The Independent Authority for Fiscal Responsibility (Airef), the body created by mandate from Brussels after the great financial crisis to ensure the sustainability of Spanish public accounts, has decided to make a formal recommendation to the Government to assess the effectiveness and redistributive impact of measures such as the bonus of 20 cents per liter of fuel or the general reduction of VAT on the electricity bill from 21 to 10% before prolonging its effectiveness beyond June 30.
Without openly questioning the measures, Airef warns that a possible extension of these until the end of the year would add between two and six tenths of a percentage point to the public deficit and, above all, would take away room for maneuver to allocate the extra income from inflation to reduce the deficit and the public debt, which constitutes another of the recommendations that the Fiscal Authority makes to the Government.
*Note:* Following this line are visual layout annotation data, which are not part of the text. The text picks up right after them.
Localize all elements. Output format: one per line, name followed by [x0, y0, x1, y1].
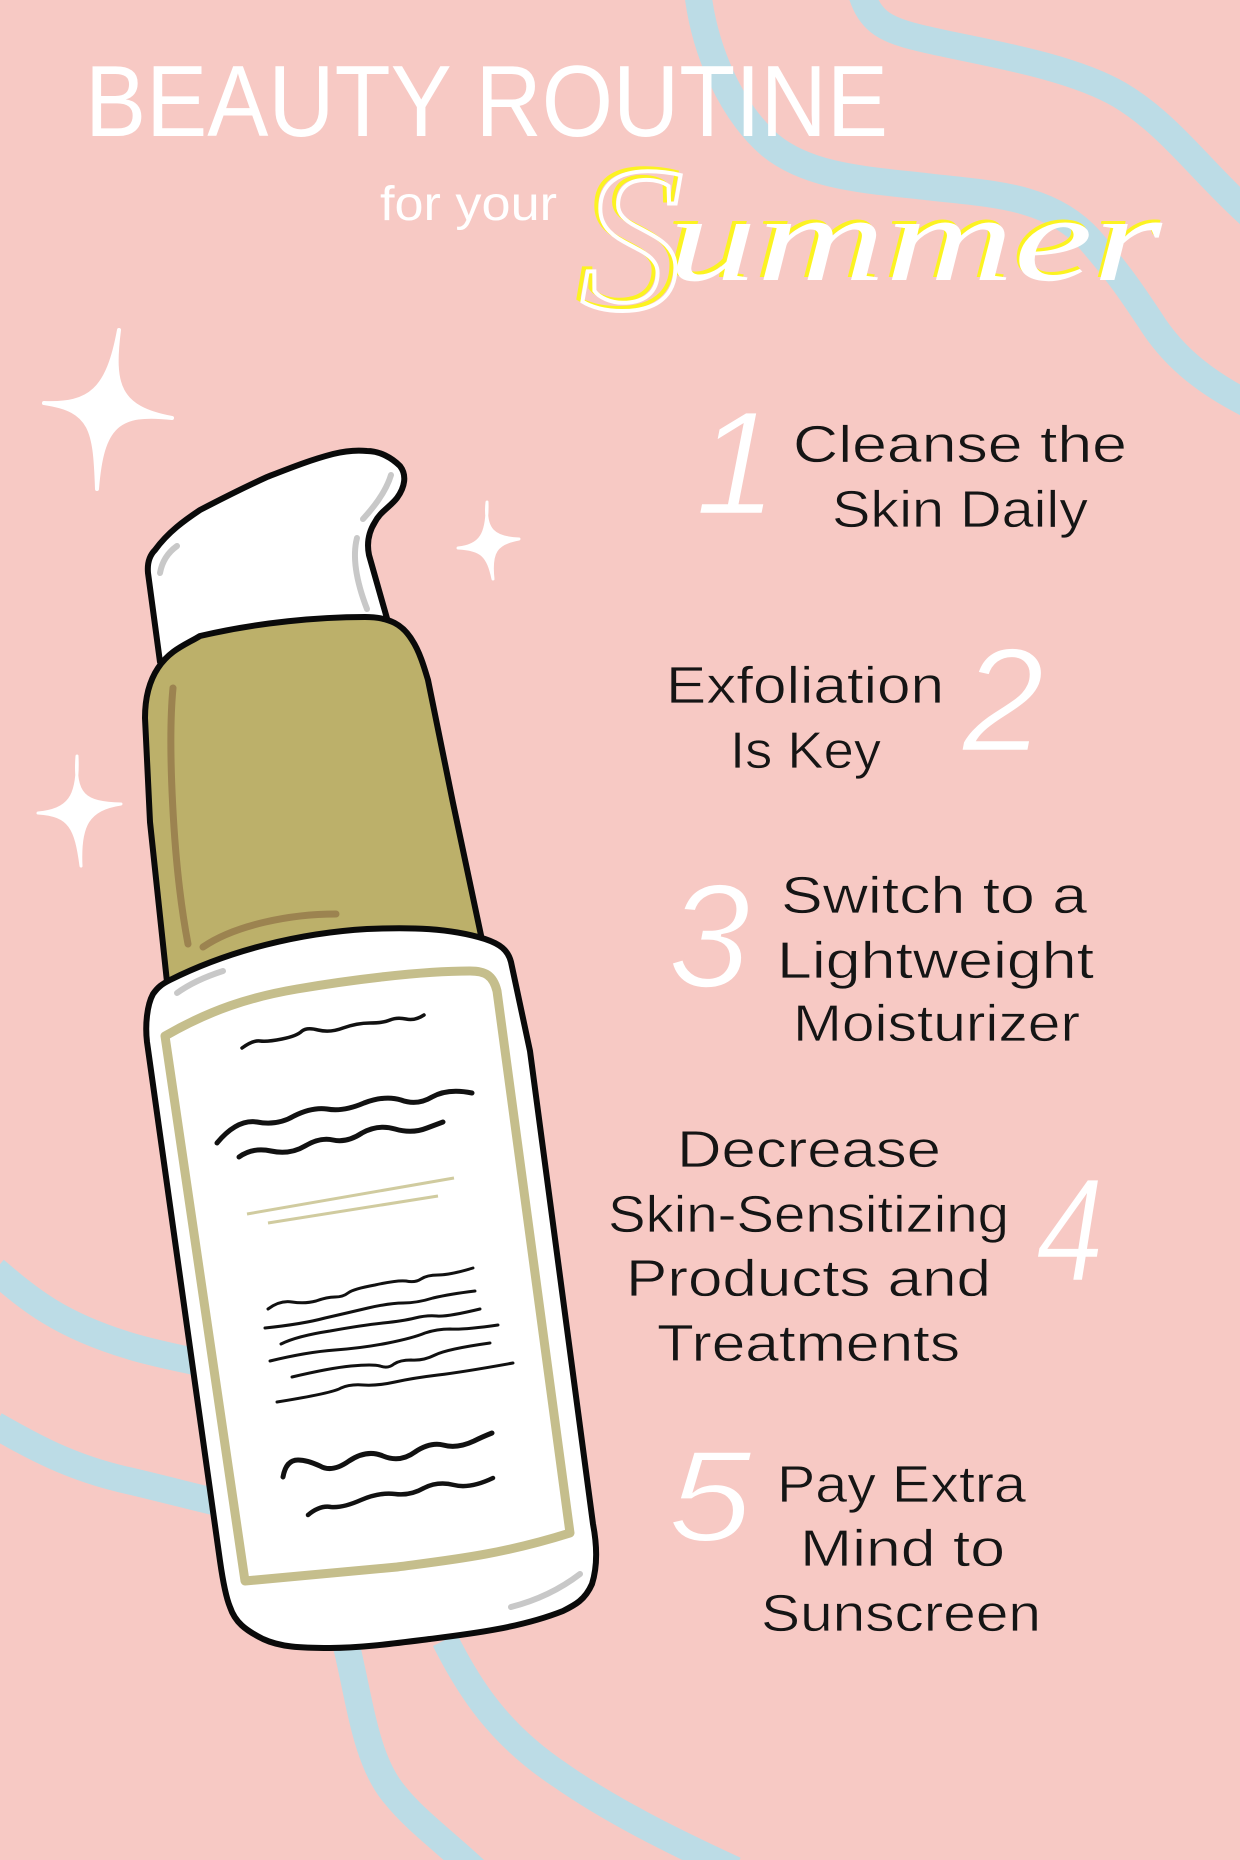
- step 1: [695, 381, 1127, 546]
- step 3 text line 3: Moisturizer: [793, 995, 1080, 1053]
- collar shading: [171, 688, 336, 947]
- bottle collar: [145, 617, 482, 982]
- step 5: [668, 1423, 1041, 1643]
- bottle pump: [148, 451, 404, 662]
- step 5 text line 3: Sunscreen: [761, 1585, 1041, 1643]
- step 3: [668, 854, 1095, 1053]
- step 5 text line 2: Mind to: [800, 1520, 1005, 1578]
- label scribble lines: [217, 1015, 513, 1515]
- number 3: 3: [668, 854, 750, 1019]
- yellow shadow of S: S: [576, 121, 680, 351]
- white lowercase letters: ummer: [668, 172, 1163, 307]
- step 3 text: Switch to a: [781, 867, 1087, 925]
- step 4 text line 2: Skin-Sensitizing: [608, 1186, 1009, 1244]
- pump highlights: [160, 475, 391, 609]
- title: BEAUTY ROUTINE: [85, 46, 888, 158]
- icon: small sparkle right: [458, 502, 519, 579]
- step 4: [608, 1121, 1104, 1373]
- step 2 text: Exfoliation: [666, 657, 944, 715]
- yellow shadow of lowercase letters: ummer: [664, 169, 1161, 304]
- icon: small sparkle left: [38, 756, 121, 866]
- step 2 text line 2: Is Key: [730, 722, 881, 780]
- label border: [165, 971, 570, 1581]
- number 4: 4: [1036, 1148, 1104, 1313]
- icon: large sparkle: [44, 330, 172, 489]
- step 3 text line 2: Lightweight: [777, 932, 1095, 990]
- step 4 text: Decrease: [677, 1121, 941, 1179]
- step 4 text line 3: Products and: [626, 1250, 991, 1308]
- step 5 text: Pay Extra: [777, 1456, 1026, 1514]
- number 2: 2: [961, 618, 1044, 783]
- script word: Summer: [576, 121, 1163, 354]
- subtitle: for your: for your: [380, 178, 557, 231]
- step 1 text line 2: Skin Daily: [832, 481, 1088, 539]
- step 1 text: Cleanse the: [793, 416, 1127, 474]
- body highlights: [177, 971, 580, 1607]
- number 5: 5: [668, 1423, 753, 1569]
- number 1: 1: [695, 381, 777, 546]
- bottle body: [146, 928, 596, 1648]
- label olive rules: [247, 1178, 454, 1223]
- step 4 text line 4: Treatments: [657, 1315, 960, 1373]
- white S: S: [580, 124, 684, 354]
- step 2: [666, 618, 1044, 783]
- icon: product bottle: [145, 451, 596, 1648]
The institution is beginning to be seriously concerned about the path that the deficit and public debt may take in the medium and long term.
"The high 'stock' of debt accumulated in recent years has increased the vulnerability of public accounts and the current situation of uncertainty has come to aggravate that situation," explained the president of Airef, Cristina Herrero, yesterday.
The Tax Authority is particularly concerned about the absence of a fiscal strategy by the Government to return public accounts to a sustainable path, something that the institution has been insisting on for months in its recommendations to the Government and that the latter systematically ignores.
The institution's report maintains that the government's strategy of trusting the reduction of the deficit and the debt to the inertia of growth of the economy, without adopting structural adjustment measures, has an expiration date and that in the best of cases it will not allow any extra progress in the process of consolidating public accounts when the gasoline of European funds runs out around 2024.
The panorama that Airef draws from then on is bleak. The deficit would stagnate at around 3% of GDP, just the border that marks the entrance on the scene of the almost forgotten 'men in black' of the Commission, and the debt would go to levels never seen in Spain until 140% of GDP. The situation is such that Airef calculates that even applying a budget adjustment plan of 0.35% of GDP (about 5,000 million per year) the accounts would not return to balance until 2035.